The school takes students from birth to 21 years of age. The student body is racially, ethnically, and linguistically diverse. Many have other disabilities, such as mobility and mental impairments, and most live below the poverty threshold set by New York City. The school's focus is on, in addition to assisting students in living with their disabilities, preparing them for higher education with an academic curriculum compliant with the New York State Education Department standards from preschool to its fully accredited high school. The school utilizes a "mediated learning experience" (MLE) approach which provides training for parents and teachers as part of its emphasis on the importance of adult mediators to education. The school uses American Sign Language (abbreviated ASL) and English for instruction.

In 1994, the school was subject to a community protest following the appointment of a hearing chairman of the board without what protesters felt was adequate representation of the deaf community in the selection process. Following picket lines and other protest measures, Phil Bravin was placed in the position; Bravin had become the first deaf chair of the Gallaudet University Board following a similar protest in 1988.

==Lexington Hearing & Speech Center==

The Lexington Hearing & Speech Center is a medical center that provides clinical services in hearing and speech to people in New York City's five boroughs, including infants, children, adults, and seniors. Beyond attempting to determine the cause of speech and language difficulty, the center focuses on medical and rehabilitative care, with a specialty in hearing aids. They operate a Mobile Hearing Evaluation Unit which visits seniors and residences throughout the New York City metropolitan area to conduct hearing tests and evaluate and analyze hearing aids already in use.

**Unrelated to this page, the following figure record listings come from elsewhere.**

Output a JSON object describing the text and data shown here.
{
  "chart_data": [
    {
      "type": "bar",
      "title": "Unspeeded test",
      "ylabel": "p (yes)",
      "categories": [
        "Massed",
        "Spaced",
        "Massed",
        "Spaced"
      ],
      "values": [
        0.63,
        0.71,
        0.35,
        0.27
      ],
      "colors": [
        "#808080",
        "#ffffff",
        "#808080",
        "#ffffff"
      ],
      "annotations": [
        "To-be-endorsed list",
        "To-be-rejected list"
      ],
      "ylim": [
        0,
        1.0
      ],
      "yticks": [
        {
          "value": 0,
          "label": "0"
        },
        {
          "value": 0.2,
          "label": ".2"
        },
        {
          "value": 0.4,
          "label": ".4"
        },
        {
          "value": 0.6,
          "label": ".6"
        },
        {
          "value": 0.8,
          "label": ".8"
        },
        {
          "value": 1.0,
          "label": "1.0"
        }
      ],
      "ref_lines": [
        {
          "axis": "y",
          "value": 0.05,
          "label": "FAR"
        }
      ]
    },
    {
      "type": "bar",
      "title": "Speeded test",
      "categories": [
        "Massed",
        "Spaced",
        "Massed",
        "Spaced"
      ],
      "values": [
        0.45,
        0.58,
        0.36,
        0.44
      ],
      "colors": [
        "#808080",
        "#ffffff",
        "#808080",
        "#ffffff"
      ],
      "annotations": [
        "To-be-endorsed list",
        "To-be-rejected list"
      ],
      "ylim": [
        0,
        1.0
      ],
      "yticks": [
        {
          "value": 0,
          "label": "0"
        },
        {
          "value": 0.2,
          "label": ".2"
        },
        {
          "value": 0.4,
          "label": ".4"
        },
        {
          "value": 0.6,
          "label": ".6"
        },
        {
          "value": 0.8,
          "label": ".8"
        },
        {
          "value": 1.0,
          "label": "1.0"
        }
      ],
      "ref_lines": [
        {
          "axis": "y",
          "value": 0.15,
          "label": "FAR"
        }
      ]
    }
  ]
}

==Lexington Vocational Services Center==
The Lexington Vocational Services Center, which has offices in New York and New Jersey, is intended to help deaf adults prepare for and obtain employment and also to help employers maintain deaf-friendly workplaces. They also host ASL classes for the community and employers.

==Lexington Center for Mental Health Services==
The Lexington Center for Mental Health Services provides mental health services to deaf adults and children, including evaluation, medication and treatment for those with mental illness and counseling for deaf parents of hearing children and hearing parents of deaf children.